Today the Primitive Catholic Community commemorates Nicholas Ferrar and his companions, who brought family-based religious life to the English Church in the seventeenth century.
Born in London in 1592,
Nicholas Ferrar was educated at Clare Hall, Cambridge and elected a Fellow
there in 1610. From 1613, he travelled extensively on the continent for five
years, trying his hand as a businessman and then as a parliamentarian on his
return.
In 1625, he moved to Little Gidding in Huntingdonshire, then a derelict
manor-house with a chapel which was being used as a hay barn. He was joined by
his brother and sister and their families and by his mother, and they
established together a community life of prayer, using The Book of Common Prayer, and a life of charitable works in the
locality.
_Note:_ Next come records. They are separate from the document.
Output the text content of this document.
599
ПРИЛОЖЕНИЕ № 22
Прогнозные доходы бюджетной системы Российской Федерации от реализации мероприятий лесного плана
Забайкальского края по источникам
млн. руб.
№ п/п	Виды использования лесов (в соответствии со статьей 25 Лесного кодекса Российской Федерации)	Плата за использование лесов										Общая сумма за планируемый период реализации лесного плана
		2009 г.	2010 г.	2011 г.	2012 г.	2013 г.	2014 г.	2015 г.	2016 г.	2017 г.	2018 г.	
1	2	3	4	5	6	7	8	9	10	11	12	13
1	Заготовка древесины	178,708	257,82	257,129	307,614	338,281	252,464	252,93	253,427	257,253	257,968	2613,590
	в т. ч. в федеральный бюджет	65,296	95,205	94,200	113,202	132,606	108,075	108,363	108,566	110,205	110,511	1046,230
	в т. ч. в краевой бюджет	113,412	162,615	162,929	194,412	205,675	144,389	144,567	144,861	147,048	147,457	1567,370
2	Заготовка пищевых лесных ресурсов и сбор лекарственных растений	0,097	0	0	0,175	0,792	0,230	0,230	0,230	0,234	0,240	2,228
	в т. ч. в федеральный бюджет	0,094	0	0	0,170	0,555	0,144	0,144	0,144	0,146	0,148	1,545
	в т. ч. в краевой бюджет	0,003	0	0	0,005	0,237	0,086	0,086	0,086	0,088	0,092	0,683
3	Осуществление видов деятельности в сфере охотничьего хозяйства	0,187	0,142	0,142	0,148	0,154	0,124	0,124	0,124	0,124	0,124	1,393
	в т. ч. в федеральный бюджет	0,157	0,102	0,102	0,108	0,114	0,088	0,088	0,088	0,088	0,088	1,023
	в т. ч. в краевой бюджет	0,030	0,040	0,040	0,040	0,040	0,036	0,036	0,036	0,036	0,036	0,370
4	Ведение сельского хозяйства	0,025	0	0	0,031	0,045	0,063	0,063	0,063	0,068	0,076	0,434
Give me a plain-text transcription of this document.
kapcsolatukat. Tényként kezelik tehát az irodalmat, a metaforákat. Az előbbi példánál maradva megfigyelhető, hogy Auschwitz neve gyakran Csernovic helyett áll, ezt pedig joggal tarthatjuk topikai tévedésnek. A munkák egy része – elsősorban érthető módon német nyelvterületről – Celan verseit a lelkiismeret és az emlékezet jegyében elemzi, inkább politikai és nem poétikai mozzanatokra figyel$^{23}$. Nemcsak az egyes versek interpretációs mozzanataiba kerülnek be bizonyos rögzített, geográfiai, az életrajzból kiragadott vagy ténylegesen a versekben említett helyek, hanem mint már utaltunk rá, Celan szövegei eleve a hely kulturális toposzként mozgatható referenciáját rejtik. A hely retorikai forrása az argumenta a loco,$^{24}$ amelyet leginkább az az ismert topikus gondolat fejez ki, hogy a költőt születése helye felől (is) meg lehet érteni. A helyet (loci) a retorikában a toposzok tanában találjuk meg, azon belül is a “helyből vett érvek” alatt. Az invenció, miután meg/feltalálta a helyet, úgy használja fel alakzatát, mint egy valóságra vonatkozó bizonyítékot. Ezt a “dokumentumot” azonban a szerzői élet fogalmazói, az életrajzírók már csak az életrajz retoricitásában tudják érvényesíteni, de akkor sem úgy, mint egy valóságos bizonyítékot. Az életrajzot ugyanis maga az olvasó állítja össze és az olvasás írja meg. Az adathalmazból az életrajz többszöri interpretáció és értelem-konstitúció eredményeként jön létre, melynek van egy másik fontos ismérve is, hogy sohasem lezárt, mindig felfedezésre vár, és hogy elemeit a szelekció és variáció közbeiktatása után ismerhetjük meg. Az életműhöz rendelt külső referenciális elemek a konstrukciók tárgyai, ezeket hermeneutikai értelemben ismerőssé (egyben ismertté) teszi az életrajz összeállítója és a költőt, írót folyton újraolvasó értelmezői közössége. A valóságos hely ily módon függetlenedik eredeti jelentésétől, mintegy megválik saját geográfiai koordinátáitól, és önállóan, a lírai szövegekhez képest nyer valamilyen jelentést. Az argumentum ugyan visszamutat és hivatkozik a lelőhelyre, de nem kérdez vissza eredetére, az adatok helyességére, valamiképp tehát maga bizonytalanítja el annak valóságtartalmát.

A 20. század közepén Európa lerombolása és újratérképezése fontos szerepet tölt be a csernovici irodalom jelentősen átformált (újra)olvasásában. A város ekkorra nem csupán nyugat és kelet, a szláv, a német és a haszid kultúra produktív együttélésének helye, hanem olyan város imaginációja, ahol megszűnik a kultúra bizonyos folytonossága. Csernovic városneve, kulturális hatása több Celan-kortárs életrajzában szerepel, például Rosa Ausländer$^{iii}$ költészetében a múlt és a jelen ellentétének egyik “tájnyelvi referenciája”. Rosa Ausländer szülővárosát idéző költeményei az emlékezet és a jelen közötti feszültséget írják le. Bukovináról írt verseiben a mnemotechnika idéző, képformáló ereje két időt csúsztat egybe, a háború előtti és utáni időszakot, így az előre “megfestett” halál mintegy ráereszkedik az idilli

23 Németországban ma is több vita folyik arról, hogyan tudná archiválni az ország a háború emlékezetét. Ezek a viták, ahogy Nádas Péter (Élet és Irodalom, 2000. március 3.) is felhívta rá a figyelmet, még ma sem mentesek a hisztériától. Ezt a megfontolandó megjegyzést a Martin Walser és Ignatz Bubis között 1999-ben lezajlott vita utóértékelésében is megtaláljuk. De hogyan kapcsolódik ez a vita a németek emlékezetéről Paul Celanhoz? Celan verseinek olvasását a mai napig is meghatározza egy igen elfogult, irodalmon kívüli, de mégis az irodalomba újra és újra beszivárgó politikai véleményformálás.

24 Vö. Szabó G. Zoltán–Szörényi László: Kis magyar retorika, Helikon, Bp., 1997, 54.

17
He was ordained to the diaconate the year after they arrived.
He
wrote to his niece in 1631, "I purpose and hope by God's grace to be to
you not as a master but as a partner and fellow student." This indicates
the depth and feeling of the community life Nicholas and his family strove to
maintain.
As a part of the Community’s discipline of prayer, a member of the
community was constantly present before the Altar in prayer, that the community
might truly ‘pray without ceasing’.
After the death of
Nicholas on this day in 1637, the community was broken up in 1646 by the
Puritans, who were suspicious of it and referred to it as the Arminian Nunnery.
They feared it promoting the return of Romish practices into England, and so
all Nicholas's manuscripts were burned.